Protecting Human Participants Training
Research involving human participants must abide by the Federal Regulations protecting human subjects (45 CFR 46 and 21 CFR, as appropriate). It is the responsibility of the investigators to become familiar with these regulations and ensure that all studies conducted at ACU abide by these policies. It is currently highly recommended that all investigators receive training on the history and current policies of human research ethics. As of January 1, 2016, all research protocols submitted to the IRB will require this training for every member of the research team. The Protecting Human Participants page will provide further information on these regulations and training.
New in Reasearch
Dr. Ryan Jessup, Assistant Professor of Marketing
Dr. Jessup is interested in decisions. What causes people to choose poorly? How do learning and contextual factors influence choice? In seeking to answer these questions, his research uses psychological models of motivation to distill the computational properties of decision making. Computational modeling enhances research by requiring precision in theory formulation and constraining predictions.

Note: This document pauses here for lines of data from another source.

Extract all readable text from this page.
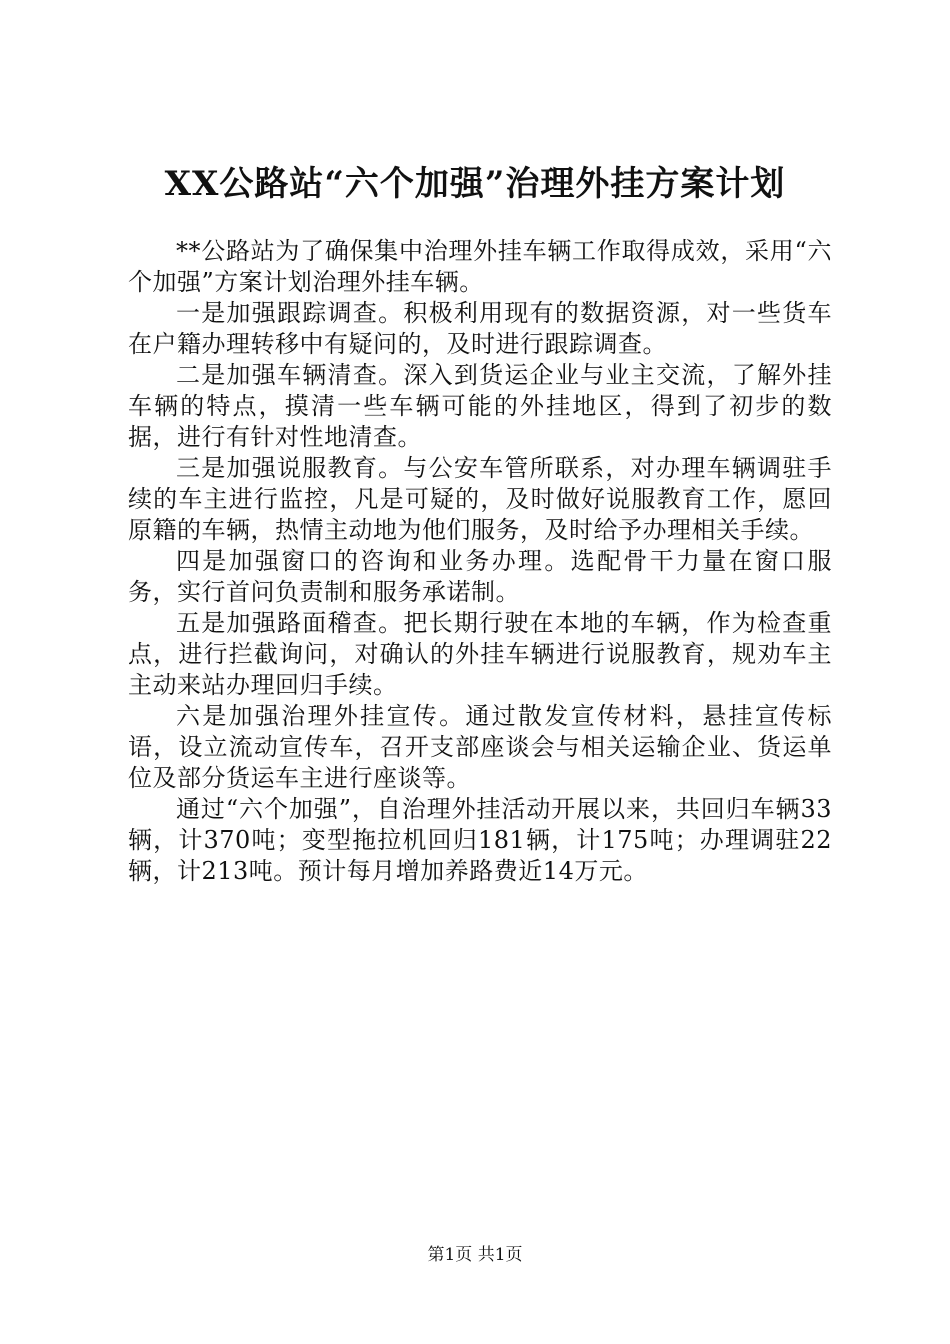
XX公路站“六个加强”治理外挂方案计划

**公路站为了确保集中治理外挂车辆工作取得成效，采用“六个加强”方案计划治理外挂车辆。

一是加强跟踪调查。积极利用现有的数据资源，对一些货车在户籍办理转移中有疑问的，及时进行跟踪调查。

二是加强车辆清查。深入到货运企业与业主交流，了解外挂车辆的特点，摸清一些车辆可能的外挂地区，得到了初步的数据，进行有针对性地清查。

三是加强说服教育。与公安车管所联系，对办理车辆调驻手续的车主进行监控，凡是可疑的，及时做好说服教育工作，愿回原籍的车辆，热情主动地为他们服务，及时给予办理相关手续。

四是加强窗口的咨询和业务办理。选配骨干力量在窗口服务，实行首问负责制和服务承诺制。

五是加强路面稽查。把长期行驶在本地的车辆，作为检查重点，进行拦截询问，对确认的外挂车辆进行说服教育，规劝车主主动来站办理回归手续。

六是加强治理外挂宣传。通过散发宣传材料，悬挂宣传标语，设立流动宣传车，召开支部座谈会与相关运输企业、货运单位及部分货运车主进行座谈等。

通过“六个加强”，自治理外挂活动开展以来，共回归车辆33辆，计370吨；变型拖拉机回归181辆，计175吨；办理调驻22辆，计213吨。预计每月增加养路费近14万元。

第1页 共1页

One of Dr. Jessup’s primary streams of research concerns the behavioral differences between decisions when options are completely described vs. decisions when options must be learned about via experience. Prior research found that individuals choose quite differently between the two paradigms but the reasons underlying the difference are poorly understood. One of Dr. Jessup’s studies demonstrated that the reception of feedback overwhelms descriptive information, driving the behavioral differences between paradigms. This work has led him and his colleagues (including Dr. John Homer and undergraduate researcher Allison Phillips) to build a new model that merges sophisticated decision making mechanisms with reinforcement learning in order to successfully predict behavior in both paradigms better than existing models. Dr. Jessup has previously received Cullen awards for this work and is currently seeking external funding to continue this fascinating line of research.